In 2009 she studied for the national final exam in Malawi, and finished among the top 6 students in the country. At the awards ceremony, the Chinese embassy offered a number of full-ride scholarships to study in China for the top students.
Twayigira was one of the students selected and, despite being a refugee with no citizenship status or passport, was able to get her paperwork in order with the help of the Jesuits at her school, a Catholic radio station and even the Malawian parliament.
She then moved to China and studied the language for a year before officially beginning classes in Chinese. She has since graduated and is currently working as a medical intern in Malawi.
While there were many times she wanted to give up along the way, Twayigira said she persisted, because at a certain point she realized that “God spared my life” not to keep it for herself, but because “there are people that I was meant to serve.”
“Before I went to China, I used to think I was just this girl with a tragic past…but when I got to China I realized that I’ve got a story to tell; a story of God and his love, a story that can change somebody’s life.”
As a doctor, Twayigira said she feels she can give even more. But in addition to her medical duties, she also looks for opportunities to speak in schools to try and “raise hope among the youth, especially refugee youth.”
She said that in the future, she hopes to work more directly with refugees, “because I believe I have a lot to share, having gone through what they’ve gone through.”
“Now this is my story…but unfortunately for many, theirs is just in the tragedy part,” she said, explaining that many refugee children don’t even have access to adequate housing let alone higher education.
Even those who do get a good education don’t necessarily have the same opportunities, Twayigira said, so “their hopes are just crushed.”

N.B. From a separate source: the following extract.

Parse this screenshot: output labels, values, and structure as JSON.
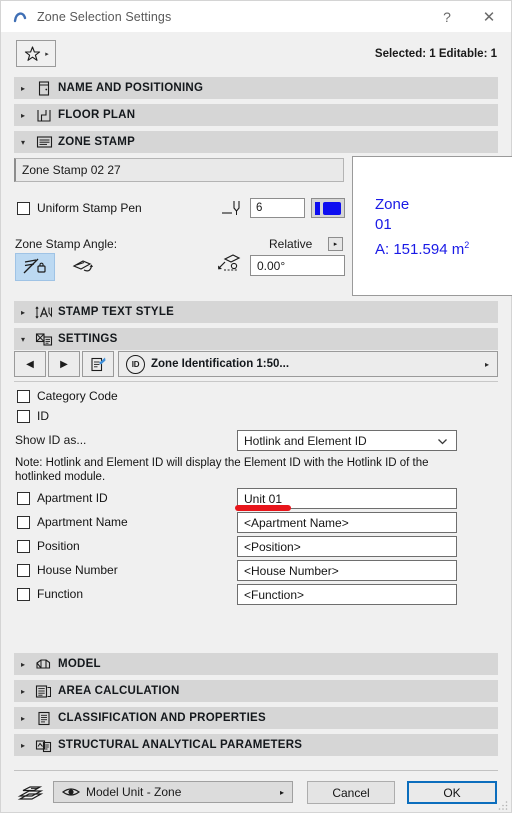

In order to change the situation, she said war itself has to end: “why not end all this violence, and I’m not talking about people from other countries coming in to invade our own countries, I mean why wait for an outsider to come to stop hurting, and killing?”
“Is the money or power at the expense of their blood really worth it? I don’t think so,” she said, adding that the only way to really resolve conflict is with “forgiveness, mercy and love.”
“Is there such humanity in us, or have we become robots?” she asked. “What is happening to innocent kids is completely unfair, and it needs to stop and I believe it starts from within us: from love, forgiveness and mercy.”
People in situations similar to hers need to know “that they are loved by God and people around them. They need to know that they matter, that there is hope for them, that they have a purpose in life,” she said, noting that this stems not only from having the basic needs met, but above all from education.
In an interview with CNA after her talk, Twayigira stressed the importance of education, saying it’s “really the key to everything, because if not educated, many girls don’t even know their value.”
However, with a good education women learn that “okay, I’m not worthless and someone can’t just come and step on my foot. I am somebody,” she said, adding that a proper education helps women to step into decision making positions where they can change things.
“I believe that once a girl is educated, that means you’re actually educating the whole family. Because a woman, you raise your children, they’re with you all the time, you know that whatever they get is what you teach them,” she said.
“So if a woman is educated that means the whole family will get quality advice from their mothers. So educating a girl is actually educating the whole country.”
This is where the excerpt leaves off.